Zamówili architektów Auguste Noël i George Macculloch Miller (którzy później zaprojektowali oryginalne Muzeum Whitney dla teściowej Millera, Gertrudy Vanderbilt Whitney) i zbudowali imponujący czerwony budynek o powierzchni 19200 stóp kwadratowych w stylu georgiańskim ceglana rezydencja z wysokimi sufitami, kilkunastoma kominkami, 11 sypialniami (w tym pomieszczeniami dla personelu) oraz salonem z dużymi oknami, przez które można podziwiać ogród z angielskiego bukszpanu i altanę otoczoną glicyniami.

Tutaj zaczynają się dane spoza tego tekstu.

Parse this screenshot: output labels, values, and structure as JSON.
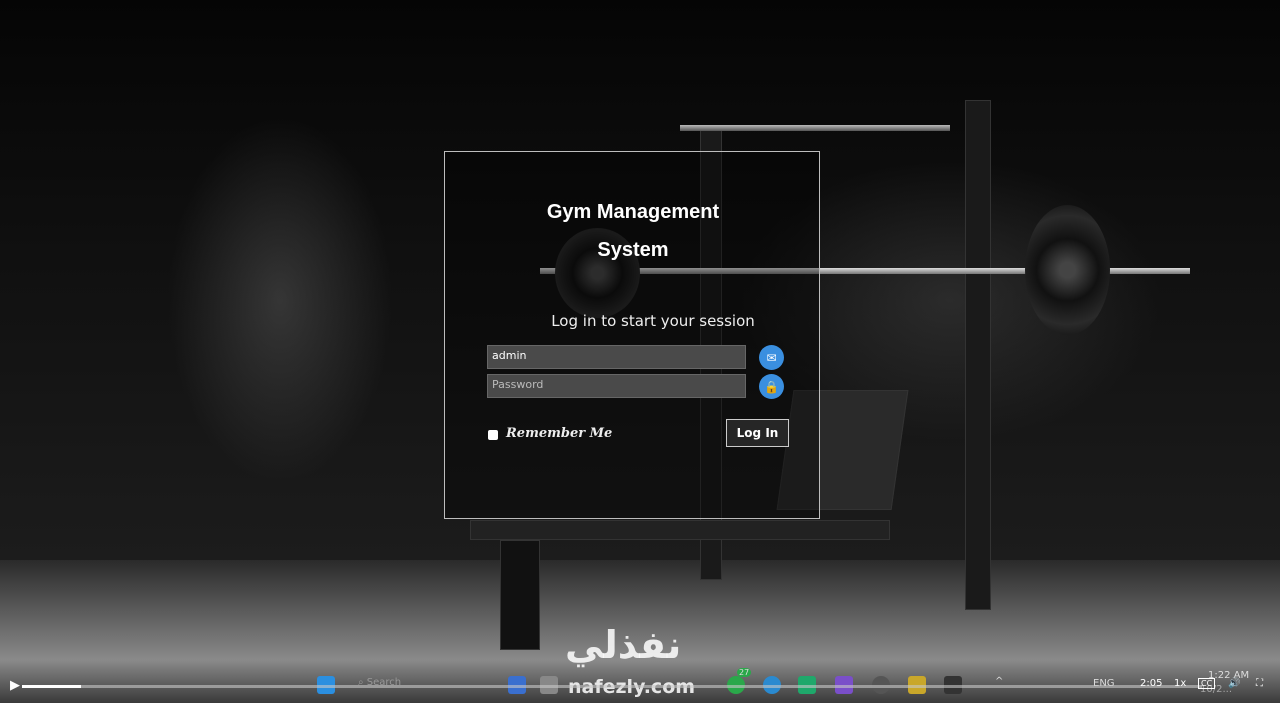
{
  "login": {
    "title_line1": "Gym Management",
    "title_line2": "System",
    "subtitle": "Log in to start your session",
    "username_value": "admin",
    "password_placeholder": "Password",
    "remember_label": "Remember Me",
    "login_button": "Log In"
  },
  "taskbar": {
    "search_placeholder": "Search",
    "whatsapp_badge": "27",
    "language": "ENG",
    "time": "1:22 AM",
    "date": "10/2..."
  },
  "player": {
    "elapsed": "2:05",
    "speed": "1x",
    "cc": "CC",
    "progress_percent": 5
  },
  "watermark": {
    "arabic": "نفذلي",
    "latin": "nafezly.com"
  },
  "colors": {
    "accent": "#3a8fe0",
    "border": "#bdbdbd"
  }
}
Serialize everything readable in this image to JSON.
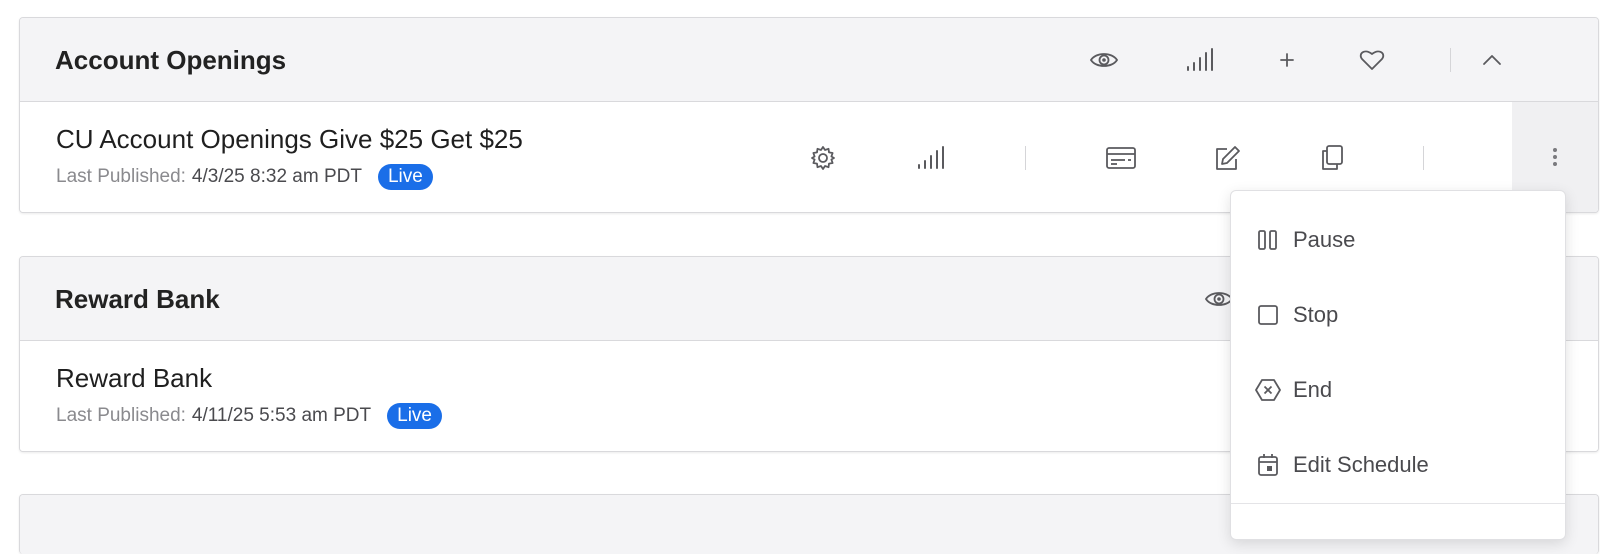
{
  "sections": [
    {
      "title": "Account Openings",
      "header_icons": [
        "eye-icon",
        "signal-bars-icon",
        "plus-icon",
        "heart-icon",
        "chevron-up-icon"
      ],
      "rows": [
        {
          "title": "CU Account Openings Give $25 Get $25",
          "meta_label": "Last Published:",
          "meta_date": "4/3/25 8:32 am PDT",
          "status": "Live",
          "row_icons": [
            "gear-icon",
            "signal-bars-icon",
            "card-icon",
            "edit-icon",
            "copy-icon",
            "more-vertical-icon"
          ]
        }
      ]
    },
    {
      "title": "Reward Bank",
      "header_icons": [
        "eye-icon"
      ],
      "rows": [
        {
          "title": "Reward Bank",
          "meta_label": "Last Published:",
          "meta_date": "4/11/25 5:53 am PDT",
          "status": "Live"
        }
      ]
    }
  ],
  "dropdown_menu": {
    "items": [
      {
        "label": "Pause",
        "icon": "pause-icon"
      },
      {
        "label": "Stop",
        "icon": "stop-icon"
      },
      {
        "label": "End",
        "icon": "end-icon"
      },
      {
        "label": "Edit Schedule",
        "icon": "calendar-icon"
      }
    ]
  },
  "colors": {
    "live_badge": "#1a6ee8",
    "header_bg": "#f4f4f6",
    "icon": "#5a5a5e"
  }
}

Nazwali to Rockfields. Prawie sto lat później pozostaje żywym świadectwem trwałego uroku nazwy Rockefeller.
Rockefeller Imprimatur
Trzy lata po śmierci Jamesa Rockefellera w 2004 roku firma Rockfields została kupiona za 13,4 miliona dolarów przez finansistę, który odnowił rezydencję w stylu Upstairs, Downstairs (zamieniając labirynt pokojów dla personelu w obszerna kuchnia i dodanie sali kinowej w piwnicy). W 2009 roku sprzedał go za 22,5 miliona dolarów obecnym właścicielom, małżeństwu podróżujących kolekcjonerów sztuki. Byli oczarowani długim, krętym podjazdem do posiadłości, eleganckimi georgiańskimi proporcjami domu i holem wejściowym, z którego roztacza się widok prosto przez budynek na trawnik za domem.
„Czułem się jak postać w książce: Wchodzisz przez drzwi i wkraczasz do magicznego świata po drugiej stronie ”, mówi pani z rezydencji T & C. Ponieważ wykonano tak wiele pracy, początkowo niechętnie dokonywała zmian. „Wszystko było czyste, nowe i marmurowe” – mówi. „Powiedziałam mojemu mężowi, który nie był tak chętny jak ja: 'Nie zamierzam wkładać ani grosza do tego domu.’” Przerywa, a potem zaczyna się śmiać, przypominając sobie obietnicę, której nie dotrzymała.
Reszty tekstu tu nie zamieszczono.